Ein Jurist aus dem Kanton Waadt konnte keine zwölf Monate Beitragsdauer nachweisen. Er erhält deshalb keine Arbeitslosenentschädigung.

Publikationsdatum: 04. August 2026

Ein 1995 geborener Jurist meldete sich am 1. März 2024 beim regionalen Arbeitsvermittlungszentrum in Lausanne arbeitslos und beantragte Arbeitslosenentschädigung. Die Arbeitslosenkasse verweigerte ihm jedoch die Leistungen, weil er in den zwei Jahren vor seiner Anmeldung keine zwölf Monate lang eine beitragspflichtige Tätigkeit nachweisen konnte. Diese Bedingung ist Voraussetzung für den Bezug von Arbeitslosengeldern in der Schweiz.
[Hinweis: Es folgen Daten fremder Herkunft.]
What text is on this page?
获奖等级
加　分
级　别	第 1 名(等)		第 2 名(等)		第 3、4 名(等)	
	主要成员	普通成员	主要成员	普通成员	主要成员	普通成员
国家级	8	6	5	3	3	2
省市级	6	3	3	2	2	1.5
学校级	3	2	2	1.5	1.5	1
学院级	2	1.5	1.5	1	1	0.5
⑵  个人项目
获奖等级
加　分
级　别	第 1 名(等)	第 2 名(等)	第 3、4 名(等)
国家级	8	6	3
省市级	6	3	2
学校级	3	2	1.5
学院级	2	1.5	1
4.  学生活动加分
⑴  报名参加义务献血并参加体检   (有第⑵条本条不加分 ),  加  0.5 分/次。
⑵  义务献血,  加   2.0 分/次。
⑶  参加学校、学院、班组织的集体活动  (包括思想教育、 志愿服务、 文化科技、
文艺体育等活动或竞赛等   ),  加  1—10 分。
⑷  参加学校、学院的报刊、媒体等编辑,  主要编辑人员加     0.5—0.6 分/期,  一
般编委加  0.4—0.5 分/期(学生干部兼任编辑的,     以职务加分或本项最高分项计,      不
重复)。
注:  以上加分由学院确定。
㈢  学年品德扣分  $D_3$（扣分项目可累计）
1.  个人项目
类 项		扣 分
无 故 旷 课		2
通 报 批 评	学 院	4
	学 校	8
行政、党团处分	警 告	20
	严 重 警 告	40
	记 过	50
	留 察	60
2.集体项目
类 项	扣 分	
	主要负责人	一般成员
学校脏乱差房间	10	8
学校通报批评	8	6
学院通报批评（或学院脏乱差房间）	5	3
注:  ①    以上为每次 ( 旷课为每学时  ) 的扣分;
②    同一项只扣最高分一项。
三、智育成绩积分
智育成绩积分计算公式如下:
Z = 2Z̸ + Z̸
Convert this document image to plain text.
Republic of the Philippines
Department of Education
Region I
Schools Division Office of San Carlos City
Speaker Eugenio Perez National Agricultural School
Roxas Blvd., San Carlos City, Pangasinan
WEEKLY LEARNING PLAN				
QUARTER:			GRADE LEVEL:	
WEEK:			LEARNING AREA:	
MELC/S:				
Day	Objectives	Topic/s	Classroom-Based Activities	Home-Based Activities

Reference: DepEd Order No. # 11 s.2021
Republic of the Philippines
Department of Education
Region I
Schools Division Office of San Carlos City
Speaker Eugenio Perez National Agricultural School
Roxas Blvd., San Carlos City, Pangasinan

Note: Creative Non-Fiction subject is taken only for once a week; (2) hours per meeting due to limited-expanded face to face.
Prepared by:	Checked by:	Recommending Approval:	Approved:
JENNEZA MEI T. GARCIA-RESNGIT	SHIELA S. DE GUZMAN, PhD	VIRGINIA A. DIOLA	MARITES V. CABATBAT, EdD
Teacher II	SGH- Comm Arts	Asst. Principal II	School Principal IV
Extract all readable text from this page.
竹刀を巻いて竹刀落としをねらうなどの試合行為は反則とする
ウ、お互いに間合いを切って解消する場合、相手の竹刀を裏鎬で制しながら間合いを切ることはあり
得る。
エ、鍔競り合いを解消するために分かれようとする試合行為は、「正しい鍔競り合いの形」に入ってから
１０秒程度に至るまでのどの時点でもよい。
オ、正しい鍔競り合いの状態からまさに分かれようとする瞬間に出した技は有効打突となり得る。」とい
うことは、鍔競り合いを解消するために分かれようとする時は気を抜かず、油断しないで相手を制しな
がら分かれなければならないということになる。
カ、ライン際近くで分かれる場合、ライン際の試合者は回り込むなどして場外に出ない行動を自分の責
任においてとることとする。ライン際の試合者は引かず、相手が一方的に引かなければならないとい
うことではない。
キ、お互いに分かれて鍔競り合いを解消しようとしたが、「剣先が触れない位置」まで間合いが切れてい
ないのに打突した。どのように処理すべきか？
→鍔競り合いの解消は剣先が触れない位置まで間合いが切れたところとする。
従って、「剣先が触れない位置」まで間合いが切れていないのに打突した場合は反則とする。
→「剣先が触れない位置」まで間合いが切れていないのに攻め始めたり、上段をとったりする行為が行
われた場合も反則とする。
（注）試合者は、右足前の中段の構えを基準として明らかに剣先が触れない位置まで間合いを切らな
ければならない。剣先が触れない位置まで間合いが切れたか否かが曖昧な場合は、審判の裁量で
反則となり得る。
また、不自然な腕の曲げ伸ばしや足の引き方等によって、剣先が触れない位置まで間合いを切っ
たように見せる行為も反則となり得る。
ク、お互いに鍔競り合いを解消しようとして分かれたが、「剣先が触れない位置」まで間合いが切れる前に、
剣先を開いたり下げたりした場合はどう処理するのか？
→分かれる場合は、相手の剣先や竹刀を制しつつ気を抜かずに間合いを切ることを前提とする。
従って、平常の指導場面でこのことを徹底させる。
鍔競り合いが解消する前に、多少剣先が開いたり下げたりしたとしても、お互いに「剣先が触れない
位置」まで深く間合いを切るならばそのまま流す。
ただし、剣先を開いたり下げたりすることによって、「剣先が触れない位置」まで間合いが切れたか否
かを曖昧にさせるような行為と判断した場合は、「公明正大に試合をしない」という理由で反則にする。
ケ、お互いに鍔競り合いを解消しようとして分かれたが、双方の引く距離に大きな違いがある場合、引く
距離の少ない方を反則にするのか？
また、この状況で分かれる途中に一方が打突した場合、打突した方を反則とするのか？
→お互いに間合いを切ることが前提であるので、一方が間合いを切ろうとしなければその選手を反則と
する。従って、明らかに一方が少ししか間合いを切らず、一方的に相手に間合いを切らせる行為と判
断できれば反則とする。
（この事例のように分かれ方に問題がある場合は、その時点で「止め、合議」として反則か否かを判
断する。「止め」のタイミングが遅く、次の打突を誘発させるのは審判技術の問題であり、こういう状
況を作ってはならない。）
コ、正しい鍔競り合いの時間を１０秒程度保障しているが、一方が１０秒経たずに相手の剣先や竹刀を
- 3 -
Strittig waren zwei Zeiträume: Erstens die Monate von Juli 2022 bis Januar 2023, in denen der Jurist nach eigenen Angaben als Anwaltspraktikant in einer Anwaltskanzlei tätig gewesen sein soll. Die Unterlagen, die er dafür einreichte – Lohnabrechnungen, Arbeitgeberbescheinigungen und ein Lohnausweis – wiesen jedoch zahlreiche Widersprüche auf. So gaben der Jurist selbst und sein damaliger Arbeitgeber unterschiedliche Angaben zur Dauer des Arbeitsverhältnisses an. Zudem liessen sich die angeblichen Lohnzahlungen nicht mit tatsächlichen Bankbuchungen in Einklang bringen. Das Kantonsgericht Waadt und später auch das Bundesgericht kamen zum Schluss, dass diese Dokumente keinen ausreichenden Beweis für eine tatsächlich ausgeübte und entlöhnte Tätigkeit darstellen.

Zweitens waren die Monate Januar und Februar 2024 umstritten. In dieser Zeit war der Jurist geschäftsführender Gesellschafter einer GmbH – also in einer arbeitgeberähnlichen Stellung. In solchen Fällen prüfen die Gerichte die eingereichten Belege besonders streng, weil die Gefahr besteht, dass Lohnausweise nur zum Schein ausgestellt werden. Auch hier stimmten die Lohnabrechnungen nicht mit den tatsächlichen Kontobewegungen überein, und der Lohnausweis enthielt abweichende Beträge. Die Gerichte gingen davon aus, dass die Gesellschaft schlicht nicht genug Geld hatte, um dem Juristen einen Lohn auszuzahlen – und dass er auf sein Gehalt verzichtet hatte, um das Unternehmen zu stützen. Ein solcher Verzicht schliesst die Anrechnung als Beitragszeit aus.

Das Bundesgericht bestätigte die Entscheidung der Vorinstanz: Der Jurist hat keinen Anspruch auf Arbeitslosenentschädigung. Die Verfahrenskosten von 500 Franken gehen zu seinen Lasten, werden aber vorläufig von der Gerichtskasse übernommen, da ihm für das Verfahren unentgeltliche Rechtspflege gewährt wurde.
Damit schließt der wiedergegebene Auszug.